LearningAgents: Negative reward weights and scales (incorrect Assert)

berriers · October 1, 2023, 5:06pm

I am finding that I cannot assign a negative weight to some rewards without triggering an assert in the LearningRewardObject file. My hope is that I could use rewards as penalties simply by giving them a negative weight (but perhaps this is not a good idea and the assert is protecting me from that?)

However, digging through the LearningAgentsRewards code, I see some mixing and possibly bugs of Scale vs. Weight variables. The reward functions like ScalarSimilarityReward, ScalarPositionSimilarityReward, etc., should all assert when Scale is non-positive, but they are sometimes asserting when Weight is non-positive (at least, for what was called weight when I supplied it back when I setup the reward).

Here’s my specific situation:

float PositionSimilarityReward(
	const FVector Position0, const FVector Position1, const float Scale,
	const float Threshold, const float Weight, const float Epsilon
) {
	UE_LEARNING_ARRAY_VALUE_CHECK(Scale > 0.0f);
	return Weight * DistanceToReward(FMath::Max(FVector::Distance(Position0, Position1) - Threshold, 0.0f) / FMath::Max(Scale, Epsilon));
}

The UE_LEARNING_ARRAY_VALUE_CHECK will assert on a non-positive Scale. Weight is a different variable here and it is not checked so, I should be able to set Weight negative to make this a penalty instead of a reward.

In my code I am doing the following:

AgentProximityPenalty = UPositionArraySimilarityReward::AddPositionArraySimilarityReward(this,
	"AgentProximityPenalty", AgentProximityCount, 100.0f, -0.25
);

I’m trying to use the Position Array Similarity Reward as a penalty instead by assigning a Weight of -0.25 while Scale (in this context) is still the default of 100.0f.

When I do this, it triggers the above assert. I can’t quite unravel all the templates and macros to figure out where Weight and Scale became swapped (or even confirm that is what is happening) but really, the assert should only be triggering if the SCALE is negative, not the weight. So somewhere, the value of weight seems to have become scale (and I don’t think that is intended).

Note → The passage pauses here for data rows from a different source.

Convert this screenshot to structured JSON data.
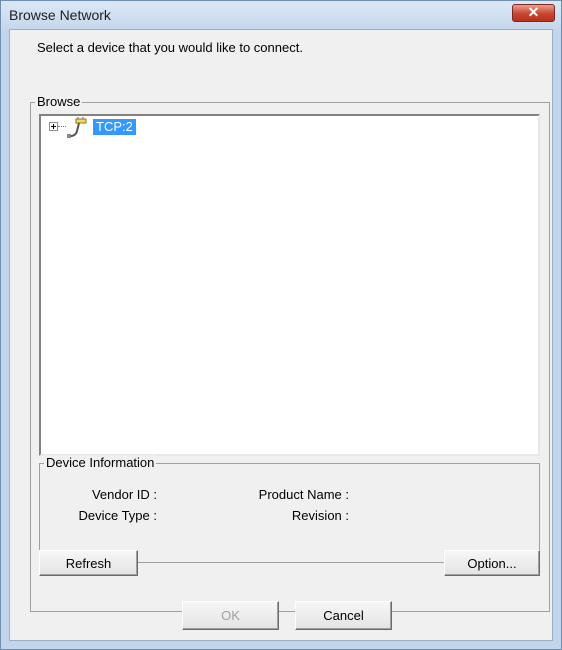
{
  "window": {
    "title": "Browse Network",
    "close_icon": "close-icon"
  },
  "instruction": "Select a device that you would like to connect.",
  "browse_group": {
    "legend": "Browse",
    "tree": [
      {
        "label": "TCP:2",
        "icon": "network-plug-icon",
        "expanded": false,
        "selected": true
      }
    ]
  },
  "device_info": {
    "legend": "Device Information",
    "vendor_id_label": "Vendor ID :",
    "product_name_label": "Product Name :",
    "device_type_label": "Device Type :",
    "revision_label": "Revision :"
  },
  "buttons": {
    "refresh": "Refresh",
    "option": "Option...",
    "ok": "OK",
    "cancel": "Cancel"
  },
  "colors": {
    "selection": "#3399ff",
    "titlebar": "#c6d8ed",
    "close": "#c8452f",
    "dialog_bg": "#f0f0f0"
  }
}
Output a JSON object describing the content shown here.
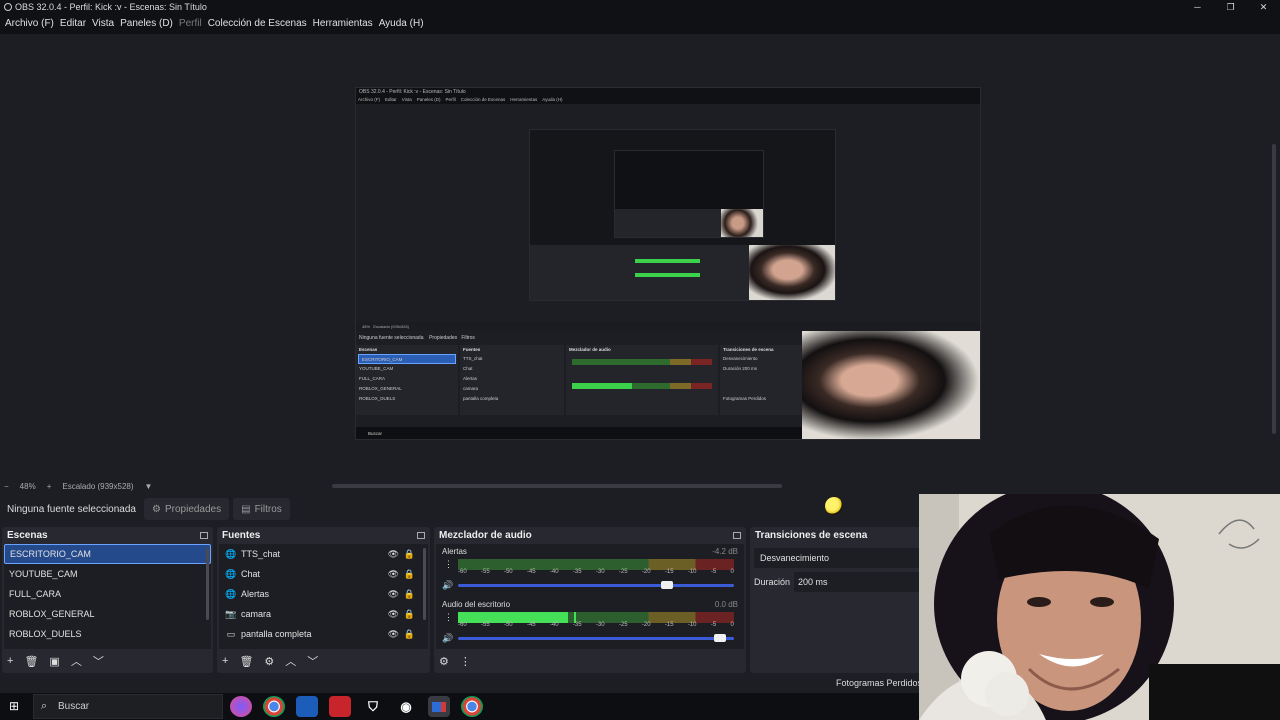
{
  "window": {
    "title": "OBS 32.0.4 - Perfil: Kick :v - Escenas: Sin Título",
    "minimize": "─",
    "restore": "❐",
    "close": "✕"
  },
  "menu": [
    {
      "label": "Archivo (F)",
      "enabled": true
    },
    {
      "label": "Editar",
      "enabled": true
    },
    {
      "label": "Vista",
      "enabled": true
    },
    {
      "label": "Paneles (D)",
      "enabled": true
    },
    {
      "label": "Perfil",
      "enabled": false
    },
    {
      "label": "Colección de Escenas",
      "enabled": true
    },
    {
      "label": "Herramientas",
      "enabled": true
    },
    {
      "label": "Ayuda (H)",
      "enabled": true
    }
  ],
  "nested": {
    "title": "OBS 32.0.4 - Perfil: Kick :v - Escenas: Sin Título",
    "menu": [
      "Archivo (F)",
      "Editar",
      "Vista",
      "Paneles (D)",
      "Perfil",
      "Colección de Escenas",
      "Herramientas",
      "Ayuda (H)"
    ],
    "zoom": "48%",
    "scaled": "Escalado (939x528)",
    "no_source": "Ninguna fuente seleccionada",
    "properties": "Propiedades",
    "filters": "Filtros",
    "scenes_title": "Escenas",
    "sources_title": "Fuentes",
    "mixer_title": "Mezclador de audio",
    "transitions_title": "Transiciones de escena",
    "scenes": [
      "ESCRITORIO_CAM",
      "YOUTUBE_CAM",
      "FULL_CARA",
      "ROBLOX_GENERAL",
      "ROBLOX_DUELS"
    ],
    "sources": [
      "TTS_chat",
      "Chat",
      "Alertas",
      "camara",
      "pantalla completa"
    ],
    "transition": "Desvanecimiento",
    "duration_label": "Duración",
    "duration": "200 ms",
    "dropped": "Fotogramas Perdidos",
    "search": "Buscar"
  },
  "zoombar": {
    "minus": "−",
    "zoom": "48%",
    "plus": "+",
    "scaled": "Escalado (939x528)",
    "dropdown": "▼"
  },
  "properties_bar": {
    "no_source": "Ninguna fuente seleccionada",
    "properties_label": "Propiedades",
    "filters_label": "Filtros"
  },
  "scenes_dock": {
    "title": "Escenas",
    "items": [
      "ESCRITORIO_CAM",
      "YOUTUBE_CAM",
      "FULL_CARA",
      "ROBLOX_GENERAL",
      "ROBLOX_DUELS"
    ],
    "selected_index": 0
  },
  "sources_dock": {
    "title": "Fuentes",
    "items": [
      {
        "name": "TTS_chat",
        "icon": "globe-icon"
      },
      {
        "name": "Chat",
        "icon": "globe-icon"
      },
      {
        "name": "Alertas",
        "icon": "globe-icon"
      },
      {
        "name": "camara",
        "icon": "camera-icon"
      },
      {
        "name": "pantalla completa",
        "icon": "monitor-icon"
      }
    ]
  },
  "mixer_dock": {
    "title": "Mezclador de audio",
    "ticks": [
      "-60",
      "-55",
      "-50",
      "-45",
      "-40",
      "-35",
      "-30",
      "-25",
      "-20",
      "-15",
      "-10",
      "-5",
      "0"
    ],
    "channels": [
      {
        "name": "Alertas",
        "db": "-4.2 dB",
        "level": 0,
        "peak": null,
        "volume": 0.78
      },
      {
        "name": "Audio del escritorio",
        "db": "0.0 dB",
        "level": 0.4,
        "peak": 0.42,
        "volume": 0.97
      }
    ]
  },
  "transitions_dock": {
    "title": "Transiciones de escena",
    "transition": "Desvanecimiento",
    "duration_label": "Duración",
    "duration": "200 ms"
  },
  "status": {
    "dropped_frames": "Fotogramas Perdidos"
  },
  "taskbar": {
    "search_placeholder": "Buscar",
    "apps": [
      "copilot-icon",
      "chrome-icon",
      "bank-app-icon",
      "news-app-icon",
      "shield-app-icon",
      "obs-icon",
      "mail-icon",
      "chrome-alt-icon"
    ],
    "active_app_index": 6
  },
  "colors": {
    "accent": "#2a5fb5",
    "meter_green": "#44e057",
    "volume_blue": "#3c5bd6",
    "background": "#1d1e24",
    "panel": "#272830"
  }
}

It might be time for me to get this building from source and see if I can definitively diagnose and fix this! Then I could point you to a pull request or something and you could probably more easily tell me if I’m crazy, but for now, wanted to document this here.

berriers · October 1, 2023, 5:12pm

Okay, well it just occured to me that I can work around this by swapping the input values for ‘Weight’ and ‘Scale’ (which seems harmless enough) and I did that and now the assert is not happening. I still think there’s a bug here, but that’s a workaround for anyone else!

No idea if it will still train correctly. I’ll let you know.

anorangeduck · October 3, 2023, 5:29pm

Thanks @berriers - this appears to be a bug. The arguments are swapped by UPositionArraySimilarityReward::AddPositionArraySimilarityReward unintentionally. Sorry about that and thanks for the report - we’ll fix it for the next release.

The workaround right now is to swap the arguments like you already have done.